Mensagem de agradecimento nas redes sociais
Na terça-feira (6), Roberto utilizou as redes sociais para agradecer o apoio recebido durante o período de desaparecimento. Ele destacou as mensagens, orações e a mobilização coletiva em torno do seu resgate.
“Nosso desejo é que ninguém mais passe por uma angústia como essa e que a montanha continue sendo um espaço de vida, união e cuidado mútuo”, escreveu.

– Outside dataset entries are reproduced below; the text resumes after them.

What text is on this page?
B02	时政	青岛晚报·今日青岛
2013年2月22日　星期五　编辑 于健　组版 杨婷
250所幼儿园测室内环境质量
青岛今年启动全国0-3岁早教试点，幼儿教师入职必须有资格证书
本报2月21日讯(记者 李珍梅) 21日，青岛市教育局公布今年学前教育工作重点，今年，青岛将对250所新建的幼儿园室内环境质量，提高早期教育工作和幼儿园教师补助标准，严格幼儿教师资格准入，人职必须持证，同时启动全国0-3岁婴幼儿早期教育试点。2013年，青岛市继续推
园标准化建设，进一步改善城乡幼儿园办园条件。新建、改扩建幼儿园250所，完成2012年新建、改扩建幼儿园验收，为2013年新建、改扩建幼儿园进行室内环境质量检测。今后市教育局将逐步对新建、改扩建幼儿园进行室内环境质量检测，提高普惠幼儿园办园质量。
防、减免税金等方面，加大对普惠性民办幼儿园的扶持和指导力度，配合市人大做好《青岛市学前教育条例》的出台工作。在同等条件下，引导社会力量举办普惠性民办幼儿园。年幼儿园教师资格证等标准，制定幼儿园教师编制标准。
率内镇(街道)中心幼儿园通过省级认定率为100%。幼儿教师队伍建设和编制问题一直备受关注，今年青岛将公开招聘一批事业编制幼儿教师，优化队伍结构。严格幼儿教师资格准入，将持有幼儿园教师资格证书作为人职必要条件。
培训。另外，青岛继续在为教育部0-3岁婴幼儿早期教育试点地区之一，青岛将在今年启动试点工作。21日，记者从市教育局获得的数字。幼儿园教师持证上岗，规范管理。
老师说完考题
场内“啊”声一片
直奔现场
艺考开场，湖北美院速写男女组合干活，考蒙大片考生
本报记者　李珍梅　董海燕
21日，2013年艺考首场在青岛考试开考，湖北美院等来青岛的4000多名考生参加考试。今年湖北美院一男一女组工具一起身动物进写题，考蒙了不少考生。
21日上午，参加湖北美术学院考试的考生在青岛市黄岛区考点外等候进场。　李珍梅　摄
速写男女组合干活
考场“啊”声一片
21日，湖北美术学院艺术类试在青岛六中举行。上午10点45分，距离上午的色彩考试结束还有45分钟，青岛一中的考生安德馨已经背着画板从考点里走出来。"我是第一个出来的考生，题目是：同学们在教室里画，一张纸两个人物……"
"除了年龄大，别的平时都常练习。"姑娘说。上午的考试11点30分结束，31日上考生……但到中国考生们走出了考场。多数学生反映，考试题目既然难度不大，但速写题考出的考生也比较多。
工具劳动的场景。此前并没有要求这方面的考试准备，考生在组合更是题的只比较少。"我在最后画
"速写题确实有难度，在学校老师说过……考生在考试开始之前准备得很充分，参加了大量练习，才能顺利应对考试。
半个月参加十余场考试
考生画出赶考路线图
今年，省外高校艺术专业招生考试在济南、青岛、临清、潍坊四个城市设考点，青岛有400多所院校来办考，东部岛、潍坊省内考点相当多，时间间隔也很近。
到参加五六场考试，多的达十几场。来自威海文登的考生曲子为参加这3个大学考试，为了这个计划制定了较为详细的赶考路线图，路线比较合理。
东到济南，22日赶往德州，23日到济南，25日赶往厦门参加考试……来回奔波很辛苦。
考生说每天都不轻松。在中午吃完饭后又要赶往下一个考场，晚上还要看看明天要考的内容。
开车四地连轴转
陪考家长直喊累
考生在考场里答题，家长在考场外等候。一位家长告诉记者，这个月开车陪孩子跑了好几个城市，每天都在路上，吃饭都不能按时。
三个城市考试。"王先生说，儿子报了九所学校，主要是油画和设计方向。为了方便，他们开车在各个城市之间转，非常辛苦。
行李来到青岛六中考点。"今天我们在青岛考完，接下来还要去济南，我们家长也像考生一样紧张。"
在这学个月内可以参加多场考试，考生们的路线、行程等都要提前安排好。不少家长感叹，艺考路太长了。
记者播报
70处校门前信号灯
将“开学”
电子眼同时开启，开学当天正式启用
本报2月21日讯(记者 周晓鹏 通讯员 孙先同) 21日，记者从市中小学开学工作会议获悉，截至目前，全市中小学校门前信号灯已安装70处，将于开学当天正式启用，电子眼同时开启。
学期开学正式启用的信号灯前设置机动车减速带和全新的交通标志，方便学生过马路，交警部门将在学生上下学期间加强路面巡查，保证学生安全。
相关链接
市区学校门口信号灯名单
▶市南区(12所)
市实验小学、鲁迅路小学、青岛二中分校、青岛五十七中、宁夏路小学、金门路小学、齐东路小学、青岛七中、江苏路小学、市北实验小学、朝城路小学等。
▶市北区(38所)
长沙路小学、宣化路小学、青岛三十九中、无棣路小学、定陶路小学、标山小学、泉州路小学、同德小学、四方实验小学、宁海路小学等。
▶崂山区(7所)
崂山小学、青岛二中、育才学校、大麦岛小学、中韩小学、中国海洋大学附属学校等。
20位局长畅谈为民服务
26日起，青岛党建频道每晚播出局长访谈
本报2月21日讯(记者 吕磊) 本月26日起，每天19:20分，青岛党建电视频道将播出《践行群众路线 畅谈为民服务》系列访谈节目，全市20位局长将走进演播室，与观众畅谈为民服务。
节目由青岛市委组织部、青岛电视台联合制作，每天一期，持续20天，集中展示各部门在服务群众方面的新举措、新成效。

De acordo com informações apuradas, Roberto e Thayane se encontraram no dia 31 de dezembro, em um terminal de ônibus de Curitiba. Eles se conheciam há pouco tempo e decidiram passar o réveillon no Parque Estadual Pico Paraná, com o objetivo de assistir ao primeiro nascer do sol de 2026 no ponto mais alto do Sul do Brasil.
Trilha noturna antecedeu o desaparecimento
O grupo montou acampamento em um ponto conhecido como A1. Ainda durante a madrugada, por volta das 3h, parte do grupo iniciou a subida até o cume, sem mochilas ou equipamentos pesados.
Durante a descida, Roberto teria passado mal e não conseguiu acompanhar o ritmo dos demais. Mesmo após alertas para não deixá-lo sozinho, ele acabou ficando para trás. Outras pessoas tentaram refazer o caminho para localizá-lo, mas sem sucesso naquele momento.
O caso segue repercutindo e levanta discussões sobre segurança em trilhas, preparo físico e responsabilidade em atividades de montanhismo.